Das war seltsam. Aber ein Blick in die Videoaufzeichnung von Kasse eins zeigte uns, was passiert war: Er hatte seinen Einkauf, ohne Toilettenpapier, bezahlt. Seine letzten Artikel wurden auf dem, bei uns durch eine Lichtschrank gesteuert automatisch laufendem, Förderband von einer sich nähernden Packung Toilettenpapier des nachfolgenden Kunden immer weiter zusammengeschoben.
Die Kassiererin nahm diese Packung schließlich hoch und legte sie wieder etwas weiter nach hinten auf das Förderband. Dabei geriet der Strichcode in den Bereich des Scanners. Das verräterische Piepen ging wohl irgendwie unter.
Selbstverständlich hat der Kunde sein Geld zurückbekommen.
Auch wenn der Euro inzwischen längst volljährig geworden ist, nehmen wir immer noch D-Mark hier an. Allerdings inzwischen nach anderen Spielregeln: 1.: Keine Münzen, 2.: Kein Umtausch, der Betrag (2:1 in Euro) muss vollständig beim Einkauf verwendet werden.

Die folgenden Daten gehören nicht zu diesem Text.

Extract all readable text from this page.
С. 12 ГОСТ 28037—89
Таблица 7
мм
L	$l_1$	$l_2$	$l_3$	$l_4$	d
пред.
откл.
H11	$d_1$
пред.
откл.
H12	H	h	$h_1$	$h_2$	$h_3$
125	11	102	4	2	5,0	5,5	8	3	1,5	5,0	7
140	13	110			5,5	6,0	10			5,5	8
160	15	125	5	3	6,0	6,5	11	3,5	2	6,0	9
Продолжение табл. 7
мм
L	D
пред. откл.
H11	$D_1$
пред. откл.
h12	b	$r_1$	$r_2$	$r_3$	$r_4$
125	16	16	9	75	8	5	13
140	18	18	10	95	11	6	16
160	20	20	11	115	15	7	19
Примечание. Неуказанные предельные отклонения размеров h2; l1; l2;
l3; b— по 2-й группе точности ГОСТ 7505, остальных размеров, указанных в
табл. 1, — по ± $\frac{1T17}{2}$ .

Das sagten wir auch dem Anrufer, der sich bei der grundsätzlichen Aussage, dass wir noch DM annehmen, zunächst sehr gefreut hatte. Sie hatten wohl im Haus seiner Oma noch mehrere große DM-Banknoten gefunden und wollten diese nun loswerden, ohne nach Oldenburg zur nächstgelegenen Filiale der Bundesbank fahren zu müssen.
Zunächst wollte er am liebsten sofort herkommen, aber als sich die Erkenntnis einstellte, dass er dann hier für durchaus mehrere hundert Euro einkaufen müsse, war die Euphorie wieder dahin.
Damit kann ich aber leben. Überhaupt noch ein Zahlungsmittel anzunehmen, dass seit inzwischen über 21 Jahren kein offizielles mehr ist, sollte Kundenservice genug sein.
Fünf Jugendliche waren im Laden und wollten offenbar auch ein paar Dinge einkaufen. Da sie sich von vornherein schon auffällig benahmen, hatten wir sie bereits über die Videoanlage im Blick.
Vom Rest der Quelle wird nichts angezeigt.